The hard questions around persistent memory for ai that expose blind spots early and force the system to prove it can survive scrutiny from more than one stakeholder group.
The hard questions around ai trust stack that expose blind spots early and force the system to prove it can survive scrutiny from more than one stakeholder group.
The hard questions around decentralized identity for ai agents in payments that expose blind spots early and force the system to prove it can survive scrutiny from more than one stakeholder group.
The hard questions around ai agent governance that expose blind spots early and force the system to prove it can survive scrutiny from more than one stakeholder group.
The hard questions around ai agent trust management that expose blind spots early and force the system to prove it can survive scrutiny from more than one stakeholder group.
A practical control model for public-sector leaders who need AI speed without audit blind spots.
A practical control model for legal leaders who need AI speed without audit blind spots.
A practical control model for energy leaders who need AI speed without audit blind spots.
The hard questions around rpa bots vs ai agents for accounts payable that expose blind spots early and force the system to prove it can survive scrutiny from more than one stakeholder group.
The hard questions around ai agent supply chain security that expose blind spots early and force the system to prove it can survive scrutiny from more than one stakeholder group.

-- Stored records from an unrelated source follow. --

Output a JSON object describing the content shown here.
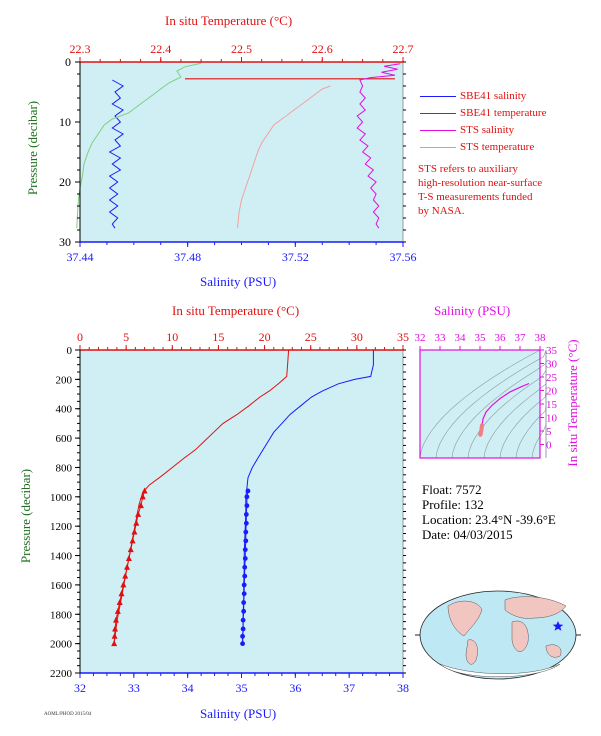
{
  "top_panel": {
    "top_axis_title": "In situ Temperature (°C)",
    "bottom_axis_title": "Salinity (PSU)",
    "left_axis_title": "Pressure (decibar)"
  },
  "legend": {
    "entries": [
      {
        "label": "SBE41 salinity",
        "color": "#1a1aff"
      },
      {
        "label": "SBE41 temperature",
        "color": "#e01010"
      },
      {
        "label": "STS salinity",
        "color": "#e010e0"
      },
      {
        "label": "STS temperature",
        "color": "#7fcf7f"
      }
    ],
    "note_lines": [
      "STS refers to auxiliary",
      "high-resolution near-surface",
      "T-S measurements funded",
      "by NASA."
    ]
  },
  "main_panel": {
    "top_axis_title": "In situ Temperature (°C)",
    "bottom_axis_title": "Salinity (PSU)",
    "left_axis_title": "Pressure (decibar)"
  },
  "ts_panel": {
    "top_axis_title": "Salinity (PSU)",
    "right_axis_title": "In situ Temperature (°C)"
  },
  "info": {
    "float": "Float:  7572",
    "profile": "Profile:  132",
    "location": "Location:  23.4°N  -39.6°E",
    "date": "Date:  04/03/2015"
  },
  "footer_code": "AOML/PHOD 2015/04",
  "colors": {
    "plot_bg": "#cfeff5",
    "temperature": "#e01010",
    "salinity": "#1a1aff",
    "sts_salinity": "#e010e0",
    "sts_temperature": "#7fcf7f",
    "sts_temperature_light": "#f4a0a0",
    "axis_blue": "#1a1aff",
    "axis_red": "#e01010",
    "axis_green": "#207020",
    "axis_magenta": "#e010e0",
    "text": "#000000"
  },
  "chart_data": [
    {
      "id": "near-surface",
      "type": "line",
      "ylabel": "Pressure (decibar)",
      "xlabel_bottom": "Salinity (PSU)",
      "xlabel_top": "In situ Temperature (°C)",
      "ylim": [
        30,
        0
      ],
      "x_bottom_lim": [
        37.44,
        37.56
      ],
      "x_top_lim": [
        22.3,
        22.7
      ],
      "y_ticks": [
        0,
        10,
        20,
        30
      ],
      "x_bottom_ticks": [
        "37.44",
        "37.48",
        "37.52",
        "37.56"
      ],
      "x_top_ticks": [
        "22.3",
        "22.4",
        "22.5",
        "22.6",
        "22.7"
      ],
      "series": [
        {
          "name": "SBE41 salinity",
          "axis": "bottom",
          "color": "#1a1aff",
          "points": [
            [
              37.452,
              3.0
            ],
            [
              37.456,
              4.0
            ],
            [
              37.453,
              5.0
            ],
            [
              37.455,
              6.0
            ],
            [
              37.452,
              7.0
            ],
            [
              37.456,
              8.0
            ],
            [
              37.453,
              9.0
            ],
            [
              37.455,
              10.0
            ],
            [
              37.452,
              11.0
            ],
            [
              37.456,
              12.0
            ],
            [
              37.453,
              13.0
            ],
            [
              37.455,
              14.0
            ],
            [
              37.451,
              15.0
            ],
            [
              37.455,
              16.0
            ],
            [
              37.452,
              17.0
            ],
            [
              37.455,
              18.0
            ],
            [
              37.451,
              19.0
            ],
            [
              37.454,
              20.0
            ],
            [
              37.451,
              21.0
            ],
            [
              37.454,
              22.0
            ],
            [
              37.451,
              23.0
            ],
            [
              37.454,
              24.0
            ],
            [
              37.451,
              25.0
            ],
            [
              37.454,
              26.0
            ],
            [
              37.452,
              27.0
            ],
            [
              37.453,
              27.7
            ]
          ]
        },
        {
          "name": "SBE41 temperature",
          "axis": "top",
          "color": "#e01010",
          "points": [
            [
              22.43,
              2.8
            ],
            [
              22.69,
              2.8
            ]
          ]
        },
        {
          "name": "STS salinity",
          "axis": "bottom",
          "color": "#e010e0",
          "points": [
            [
              37.559,
              0.3
            ],
            [
              37.553,
              0.7
            ],
            [
              37.558,
              1.2
            ],
            [
              37.552,
              1.7
            ],
            [
              37.557,
              2.2
            ],
            [
              37.548,
              2.6
            ],
            [
              37.544,
              3.0
            ],
            [
              37.545,
              4.0
            ],
            [
              37.544,
              5.0
            ],
            [
              37.546,
              6.0
            ],
            [
              37.544,
              7.0
            ],
            [
              37.546,
              8.0
            ],
            [
              37.543,
              9.0
            ],
            [
              37.545,
              10.0
            ],
            [
              37.543,
              11.0
            ],
            [
              37.546,
              12.0
            ],
            [
              37.544,
              13.0
            ],
            [
              37.547,
              14.0
            ],
            [
              37.545,
              15.0
            ],
            [
              37.548,
              16.0
            ],
            [
              37.546,
              17.0
            ],
            [
              37.549,
              18.0
            ],
            [
              37.547,
              19.0
            ],
            [
              37.55,
              20.0
            ],
            [
              37.548,
              21.0
            ],
            [
              37.55,
              22.0
            ],
            [
              37.549,
              23.0
            ],
            [
              37.551,
              24.0
            ],
            [
              37.549,
              25.0
            ],
            [
              37.551,
              26.0
            ],
            [
              37.55,
              27.0
            ],
            [
              37.551,
              27.7
            ]
          ]
        },
        {
          "name": "STS temperature",
          "axis": "top",
          "color": "#7fcf7f",
          "points": [
            [
              22.45,
              0.2
            ],
            [
              22.43,
              0.8
            ],
            [
              22.42,
              1.5
            ],
            [
              22.425,
              2.5
            ],
            [
              22.41,
              3.5
            ],
            [
              22.4,
              4.5
            ],
            [
              22.39,
              5.5
            ],
            [
              22.38,
              6.5
            ],
            [
              22.37,
              7.5
            ],
            [
              22.36,
              8.5
            ],
            [
              22.34,
              9.5
            ],
            [
              22.33,
              10.5
            ],
            [
              22.325,
              11.5
            ],
            [
              22.32,
              12.5
            ],
            [
              22.315,
              13.5
            ],
            [
              22.31,
              15.0
            ],
            [
              22.305,
              17.0
            ],
            [
              22.303,
              19.0
            ],
            [
              22.3,
              21.0
            ],
            [
              22.298,
              23.0
            ],
            [
              22.297,
              25.0
            ],
            [
              22.296,
              27.7
            ]
          ]
        },
        {
          "name": "",
          "axis": "top",
          "color": "#f4a0a0",
          "points": [
            [
              22.61,
              4.0
            ],
            [
              22.6,
              4.5
            ],
            [
              22.59,
              5.5
            ],
            [
              22.58,
              6.5
            ],
            [
              22.57,
              7.5
            ],
            [
              22.56,
              8.5
            ],
            [
              22.55,
              9.5
            ],
            [
              22.54,
              10.5
            ],
            [
              22.535,
              11.5
            ],
            [
              22.53,
              12.5
            ],
            [
              22.525,
              13.5
            ],
            [
              22.52,
              15.0
            ],
            [
              22.515,
              17.0
            ],
            [
              22.51,
              19.0
            ],
            [
              22.505,
              21.0
            ],
            [
              22.5,
              23.0
            ],
            [
              22.497,
              25.0
            ],
            [
              22.495,
              27.7
            ]
          ]
        }
      ]
    },
    {
      "id": "full-profile",
      "type": "line",
      "ylabel": "Pressure (decibar)",
      "xlabel_bottom": "Salinity (PSU)",
      "xlabel_top": "In situ Temperature (°C)",
      "ylim": [
        2200,
        0
      ],
      "x_bottom_lim": [
        32,
        38
      ],
      "x_top_lim": [
        0,
        35
      ],
      "y_ticks": [
        "0",
        "200",
        "400",
        "600",
        "800",
        "1000",
        "1200",
        "1400",
        "1600",
        "1800",
        "2000",
        "2200"
      ],
      "x_bottom_ticks": [
        "32",
        "33",
        "34",
        "35",
        "36",
        "37",
        "38"
      ],
      "x_top_ticks": [
        "0",
        "5",
        "10",
        "15",
        "20",
        "25",
        "30",
        "35"
      ],
      "series": [
        {
          "name": "Temperature",
          "axis": "top",
          "color": "#e01010",
          "points": [
            [
              22.6,
              0
            ],
            [
              22.5,
              100
            ],
            [
              22.4,
              180
            ],
            [
              21.5,
              230
            ],
            [
              20.5,
              280
            ],
            [
              19.5,
              320
            ],
            [
              18.3,
              380
            ],
            [
              17.0,
              440
            ],
            [
              15.5,
              500
            ],
            [
              14.5,
              560
            ],
            [
              13.5,
              620
            ],
            [
              12.5,
              680
            ],
            [
              11.2,
              740
            ],
            [
              10.0,
              800
            ],
            [
              8.8,
              860
            ],
            [
              7.5,
              920
            ],
            [
              6.8,
              970
            ],
            [
              6.4,
              1050
            ],
            [
              6.1,
              1150
            ],
            [
              5.8,
              1250
            ],
            [
              5.5,
              1350
            ],
            [
              5.2,
              1450
            ],
            [
              4.9,
              1550
            ],
            [
              4.6,
              1650
            ],
            [
              4.3,
              1750
            ],
            [
              4.0,
              1850
            ],
            [
              3.8,
              1950
            ],
            [
              3.7,
              2000
            ]
          ]
        },
        {
          "name": "Salinity",
          "axis": "bottom",
          "color": "#1a1aff",
          "points": [
            [
              37.45,
              0
            ],
            [
              37.45,
              100
            ],
            [
              37.4,
              180
            ],
            [
              37.1,
              200
            ],
            [
              36.8,
              230
            ],
            [
              36.5,
              280
            ],
            [
              36.3,
              320
            ],
            [
              36.1,
              380
            ],
            [
              35.9,
              440
            ],
            [
              35.75,
              500
            ],
            [
              35.6,
              560
            ],
            [
              35.5,
              620
            ],
            [
              35.4,
              680
            ],
            [
              35.3,
              740
            ],
            [
              35.2,
              800
            ],
            [
              35.12,
              870
            ],
            [
              35.1,
              940
            ],
            [
              35.08,
              1000
            ],
            [
              35.08,
              1100
            ],
            [
              35.07,
              1200
            ],
            [
              35.06,
              1300
            ],
            [
              35.05,
              1400
            ],
            [
              35.05,
              1500
            ],
            [
              35.04,
              1600
            ],
            [
              35.04,
              1700
            ],
            [
              35.03,
              1800
            ],
            [
              35.03,
              1900
            ],
            [
              35.02,
              2000
            ]
          ]
        },
        {
          "name": "",
          "axis": "top",
          "color": "#e01010",
          "marker": "triangle",
          "points": [
            [
              7.0,
              960
            ],
            [
              6.8,
              1000
            ],
            [
              6.6,
              1060
            ],
            [
              6.3,
              1120
            ],
            [
              6.1,
              1180
            ],
            [
              5.9,
              1240
            ],
            [
              5.7,
              1300
            ],
            [
              5.5,
              1360
            ],
            [
              5.3,
              1420
            ],
            [
              5.1,
              1480
            ],
            [
              4.9,
              1540
            ],
            [
              4.7,
              1600
            ],
            [
              4.5,
              1660
            ],
            [
              4.3,
              1720
            ],
            [
              4.1,
              1780
            ],
            [
              3.9,
              1840
            ],
            [
              3.8,
              1900
            ],
            [
              3.75,
              1950
            ],
            [
              3.7,
              2000
            ]
          ]
        },
        {
          "name": "",
          "axis": "bottom",
          "color": "#1a1aff",
          "marker": "dot",
          "points": [
            [
              35.12,
              960
            ],
            [
              35.1,
              1000
            ],
            [
              35.1,
              1060
            ],
            [
              35.09,
              1120
            ],
            [
              35.09,
              1180
            ],
            [
              35.08,
              1240
            ],
            [
              35.08,
              1300
            ],
            [
              35.07,
              1360
            ],
            [
              35.07,
              1420
            ],
            [
              35.06,
              1480
            ],
            [
              35.06,
              1540
            ],
            [
              35.05,
              1600
            ],
            [
              35.05,
              1660
            ],
            [
              35.04,
              1720
            ],
            [
              35.04,
              1780
            ],
            [
              35.03,
              1840
            ],
            [
              35.03,
              1900
            ],
            [
              35.02,
              1950
            ],
            [
              35.02,
              2000
            ]
          ]
        }
      ]
    },
    {
      "id": "ts-diagram",
      "type": "scatter",
      "xlabel_top": "Salinity (PSU)",
      "ylabel_right": "In situ Temperature (°C)",
      "xlim": [
        32,
        38
      ],
      "ylim": [
        -5,
        35
      ],
      "x_ticks": [
        "32",
        "33",
        "34",
        "35",
        "36",
        "37",
        "38"
      ],
      "y_ticks": [
        "0",
        "5",
        "10",
        "15",
        "20",
        "25",
        "30",
        "35"
      ],
      "series": [
        {
          "name": "",
          "color": "#e010e0",
          "points": [
            [
              37.45,
              22.6
            ],
            [
              37.1,
              21.5
            ],
            [
              36.5,
              19.5
            ],
            [
              36.0,
              17.0
            ],
            [
              35.6,
              14.5
            ],
            [
              35.3,
              12.0
            ],
            [
              35.15,
              9.5
            ],
            [
              35.1,
              7.0
            ],
            [
              35.08,
              6.0
            ],
            [
              35.06,
              5.0
            ],
            [
              35.04,
              4.2
            ],
            [
              35.02,
              3.7
            ]
          ]
        }
      ]
    }
  ]
}
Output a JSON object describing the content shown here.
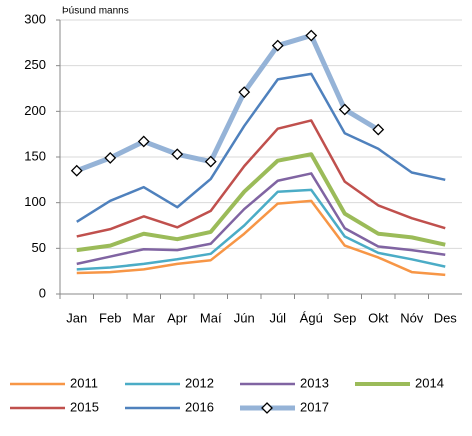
{
  "chart_data": {
    "type": "line",
    "y_label": "Þúsund manns",
    "categories": [
      "Jan",
      "Feb",
      "Mar",
      "Apr",
      "Maí",
      "Jún",
      "Júl",
      "Ágú",
      "Sep",
      "Okt",
      "Nóv",
      "Des"
    ],
    "series": [
      {
        "name": "2011",
        "color": "#f79646",
        "values": [
          23,
          24,
          27,
          33,
          37,
          66,
          99,
          102,
          53,
          40,
          24,
          21
        ]
      },
      {
        "name": "2012",
        "color": "#4bacc6",
        "values": [
          27,
          29,
          33,
          38,
          44,
          75,
          112,
          114,
          63,
          45,
          38,
          30
        ]
      },
      {
        "name": "2013",
        "color": "#8064a2",
        "values": [
          33,
          41,
          49,
          48,
          55,
          93,
          124,
          132,
          72,
          52,
          48,
          43
        ]
      },
      {
        "name": "2014",
        "color": "#9bbb59",
        "values": [
          48,
          53,
          66,
          60,
          68,
          112,
          146,
          153,
          88,
          66,
          62,
          54
        ]
      },
      {
        "name": "2015",
        "color": "#c0504d",
        "values": [
          63,
          71,
          85,
          73,
          91,
          140,
          181,
          190,
          123,
          97,
          83,
          72
        ]
      },
      {
        "name": "2016",
        "color": "#4f81bd",
        "values": [
          79,
          102,
          117,
          95,
          126,
          184,
          235,
          241,
          176,
          159,
          133,
          125
        ]
      },
      {
        "name": "2017",
        "color": "#95b3d7",
        "values": [
          135,
          149,
          167,
          153,
          145,
          221,
          272,
          283,
          202,
          180,
          null,
          null
        ]
      }
    ],
    "ylim": [
      0,
      300
    ],
    "yticks": [
      0,
      50,
      100,
      150,
      200,
      250,
      300
    ],
    "grid": true
  }
}
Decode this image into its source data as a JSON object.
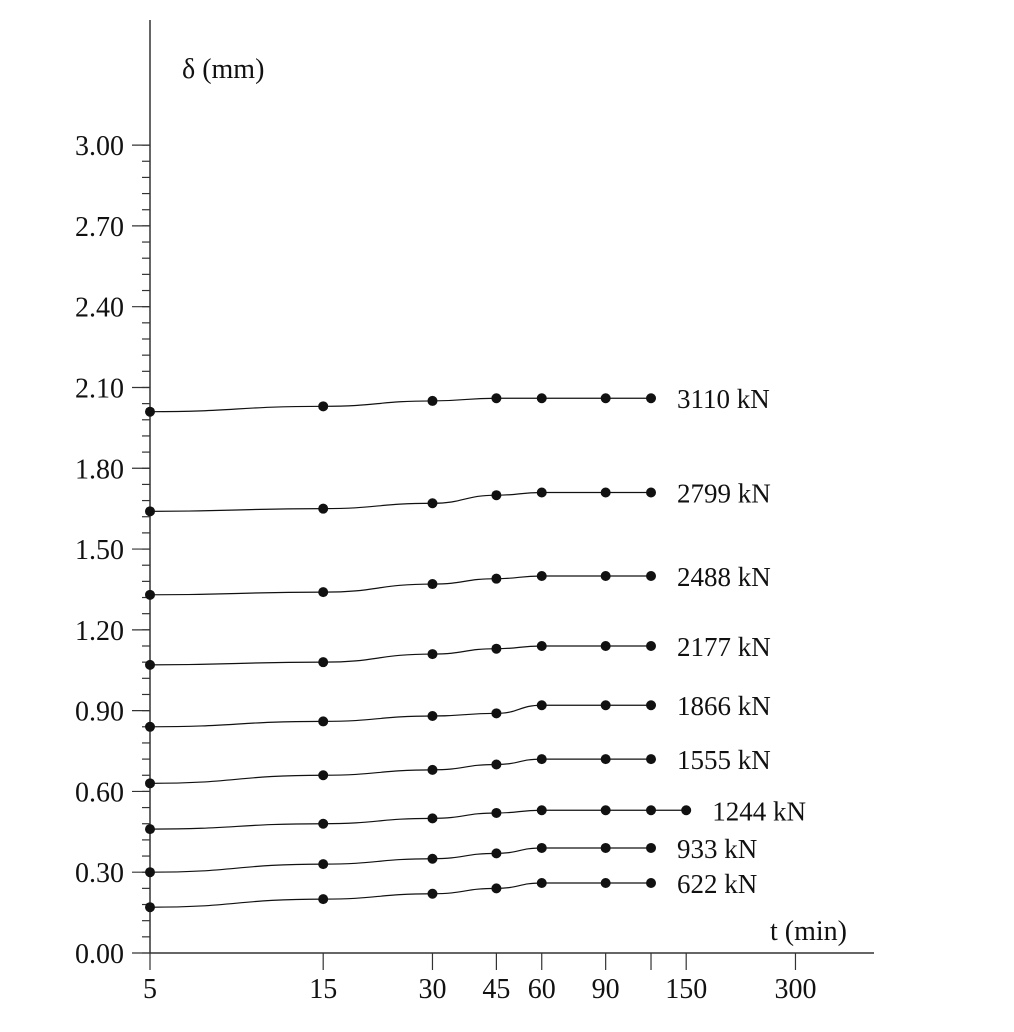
{
  "chart_data": {
    "type": "line",
    "title": "",
    "xlabel": "t (min)",
    "ylabel": "δ (mm)",
    "x_scale": "log",
    "xlim": [
      5,
      600
    ],
    "ylim": [
      0,
      3.45
    ],
    "x_ticks": [
      5,
      15,
      30,
      45,
      60,
      90,
      120,
      150,
      300
    ],
    "x_tick_labels": [
      "5",
      "15",
      "30",
      "45",
      "60",
      "90",
      "",
      "150",
      "300"
    ],
    "y_ticks": [
      0,
      0.3,
      0.6,
      0.9,
      1.2,
      1.5,
      1.8,
      2.1,
      2.4,
      2.7,
      3.0
    ],
    "y_tick_labels": [
      "0.00",
      "0.30",
      "0.60",
      "0.90",
      "1.20",
      "1.50",
      "1.80",
      "2.10",
      "2.40",
      "2.70",
      "3.00"
    ],
    "y_minor_step": 0.06,
    "grid": false,
    "legend": "inline labels at right end of each series",
    "color": "#111111",
    "series": [
      {
        "name": "3110 kN",
        "x": [
          5,
          15,
          30,
          45,
          60,
          90,
          120
        ],
        "y": [
          2.01,
          2.03,
          2.05,
          2.06,
          2.06,
          2.06,
          2.06
        ]
      },
      {
        "name": "2799 kN",
        "x": [
          5,
          15,
          30,
          45,
          60,
          90,
          120
        ],
        "y": [
          1.64,
          1.65,
          1.67,
          1.7,
          1.71,
          1.71,
          1.71
        ]
      },
      {
        "name": "2488 kN",
        "x": [
          5,
          15,
          30,
          45,
          60,
          90,
          120
        ],
        "y": [
          1.33,
          1.34,
          1.37,
          1.39,
          1.4,
          1.4,
          1.4
        ]
      },
      {
        "name": "2177 kN",
        "x": [
          5,
          15,
          30,
          45,
          60,
          90,
          120
        ],
        "y": [
          1.07,
          1.08,
          1.11,
          1.13,
          1.14,
          1.14,
          1.14
        ]
      },
      {
        "name": "1866 kN",
        "x": [
          5,
          15,
          30,
          45,
          60,
          90,
          120
        ],
        "y": [
          0.84,
          0.86,
          0.88,
          0.89,
          0.92,
          0.92,
          0.92
        ]
      },
      {
        "name": "1555 kN",
        "x": [
          5,
          15,
          30,
          45,
          60,
          90,
          120
        ],
        "y": [
          0.63,
          0.66,
          0.68,
          0.7,
          0.72,
          0.72,
          0.72
        ]
      },
      {
        "name": "1244 kN",
        "x": [
          5,
          15,
          30,
          45,
          60,
          90,
          120,
          150
        ],
        "y": [
          0.46,
          0.48,
          0.5,
          0.52,
          0.53,
          0.53,
          0.53,
          0.53
        ]
      },
      {
        "name": "933 kN",
        "x": [
          5,
          15,
          30,
          45,
          60,
          90,
          120
        ],
        "y": [
          0.3,
          0.33,
          0.35,
          0.37,
          0.39,
          0.39,
          0.39
        ]
      },
      {
        "name": "622 kN",
        "x": [
          5,
          15,
          30,
          45,
          60,
          90,
          120
        ],
        "y": [
          0.17,
          0.2,
          0.22,
          0.24,
          0.26,
          0.26,
          0.26
        ]
      }
    ]
  }
}
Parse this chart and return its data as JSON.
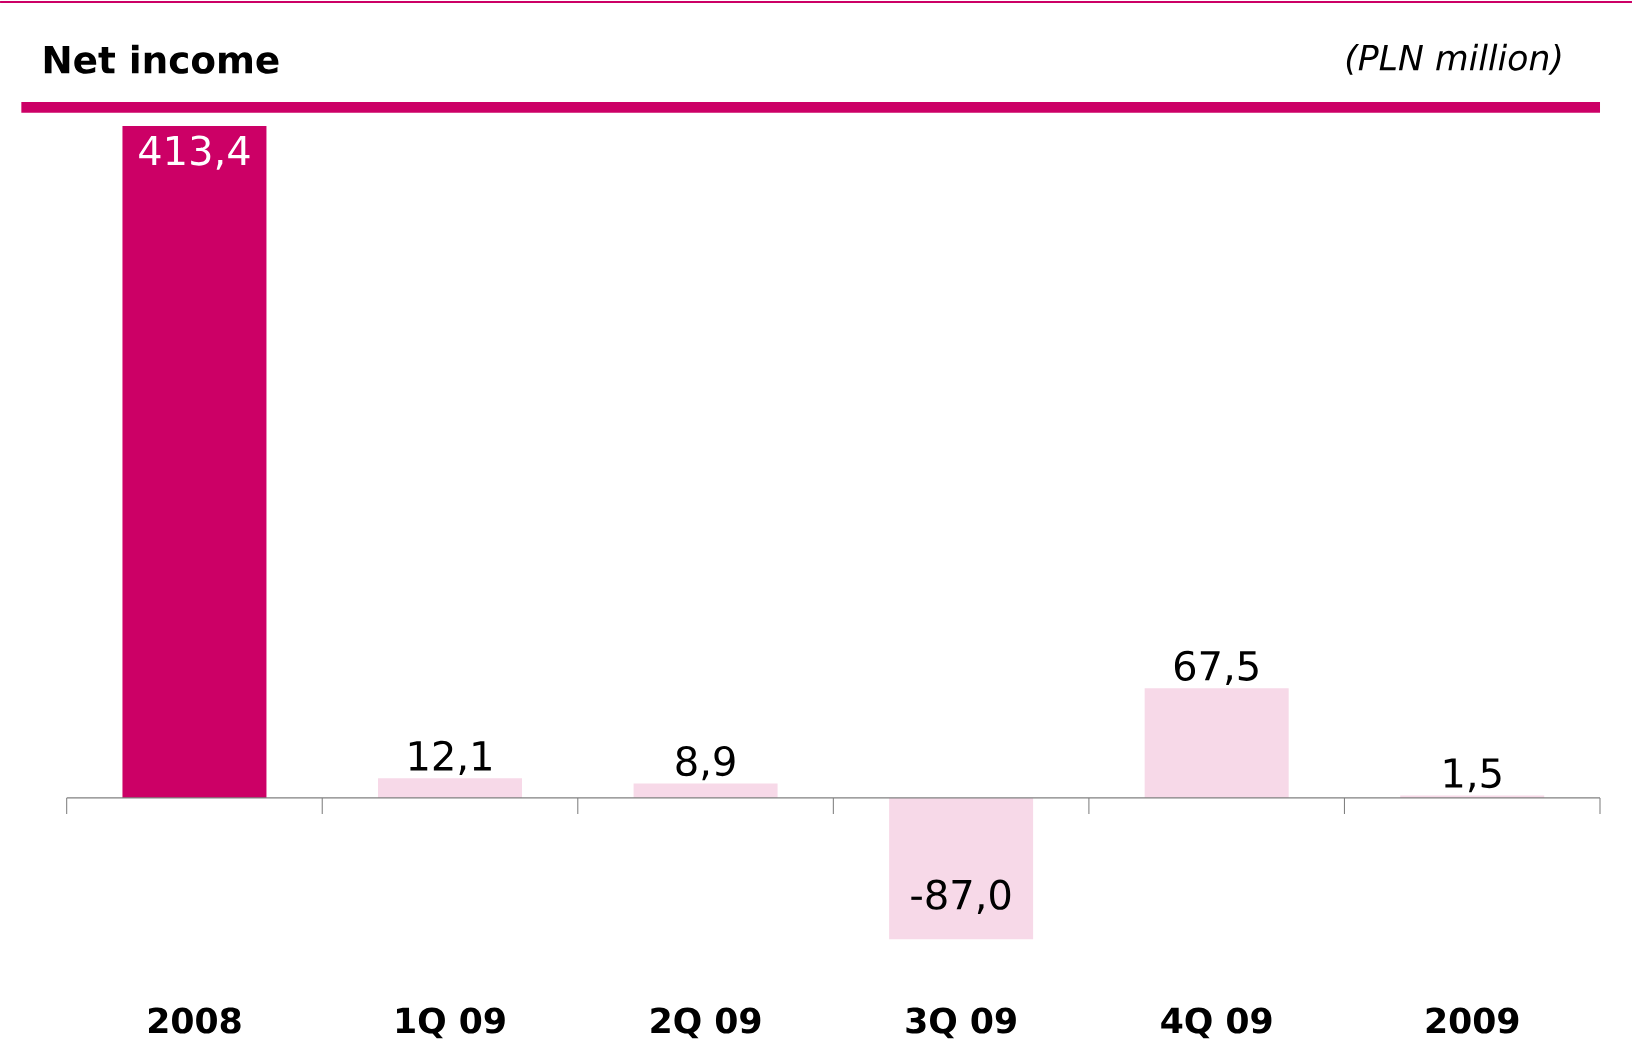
{
  "chart_data": {
    "type": "bar",
    "title": "Net income",
    "subtitle": "(PLN million)",
    "categories": [
      "2008",
      "1Q 09",
      "2Q 09",
      "3Q 09",
      "4Q 09",
      "2009"
    ],
    "values": [
      413.4,
      12.1,
      8.9,
      -87.0,
      67.5,
      1.5
    ],
    "value_labels": [
      "413,4",
      "12,1",
      "8,9",
      "-87,0",
      "67,5",
      "1,5"
    ],
    "colors": [
      "#cc0066",
      "#f7d9e8",
      "#f7d9e8",
      "#f7d9e8",
      "#f7d9e8",
      "#f7d9e8"
    ],
    "tick_labels": "x"
  }
}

The hard questions around verified trust for ai agents that expose blind spots early and force the system to prove it can survive scrutiny from more than one stakeholder group.
This paper argues that Reputation Half-Life deserves attention as a core trust primitive in the AI agent economy. We examine how fast old performance evidence should decay when agents, prompts, tools, or economic incentives change, define reputation half-life model as the governing mechanism, and show why strong historical scores continue to grant access long after the underlying behavior has changed. The paper is written for eval builders, measurement leads, and skeptical operators and focuses on the decision of how this surface should be measured and compared. Our evidence posture is trust-model analysis informed by update and drift patterns, with emphasis on benchmark-backed framing and metric design.